All the usual genre tropes are here for YA readers to enjoy, from the 15-year-old tomboy heroine with her bow and gun, torn between the boy she loves but can’t have and the boy who loves her, to the ruined cities and feral violence predicted by John Wyndham et al. The language, moving between comedy and sorrow, makes it far more sophisticated than the norm, slowing us down even as religion and Cold War politics charge her quest with action. Our narrator’s desperation to cure her brother takes her to Washington, and to bitter disillusion as the Russians and the remains of what has become the “Nighted States” of America come to blows.

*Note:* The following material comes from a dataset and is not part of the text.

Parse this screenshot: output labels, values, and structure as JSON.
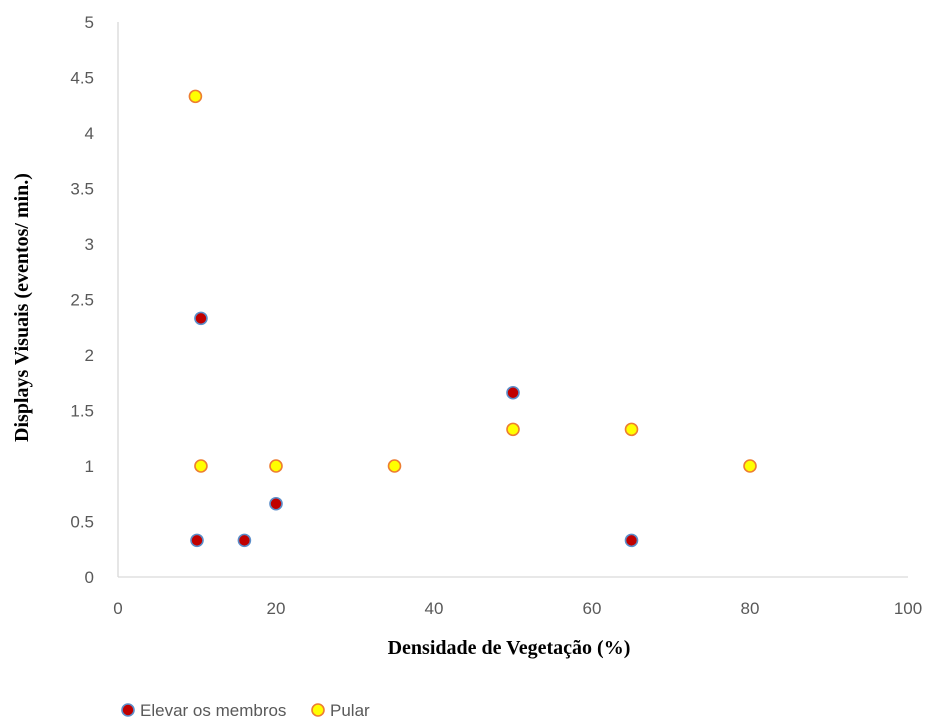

The conviction with which Newman, a white writer, has thought of the way a black society could see a white person is very different from Malorie Blackman’s inverted racism in the Noughts & Crosses books, and its suggestion of noble savagery among the filth may perturb some. However, Ice’s description of Pasha, with his “yellow furrish hair … plastic baby skin … like worm skin” gives some idea of why this book is more than a vehicle for a bold new heroine or a brave new world. The novel is over-long and under-edited, its luxuriant prose ending abruptly on what seems to be a promise of more adventures to come.

It is striking how many future dystopias seem to have lost the definite article as well as medicine and electricity. At its best, though, the author has produced a new variant of an old genre which is as inventive as it is captivating.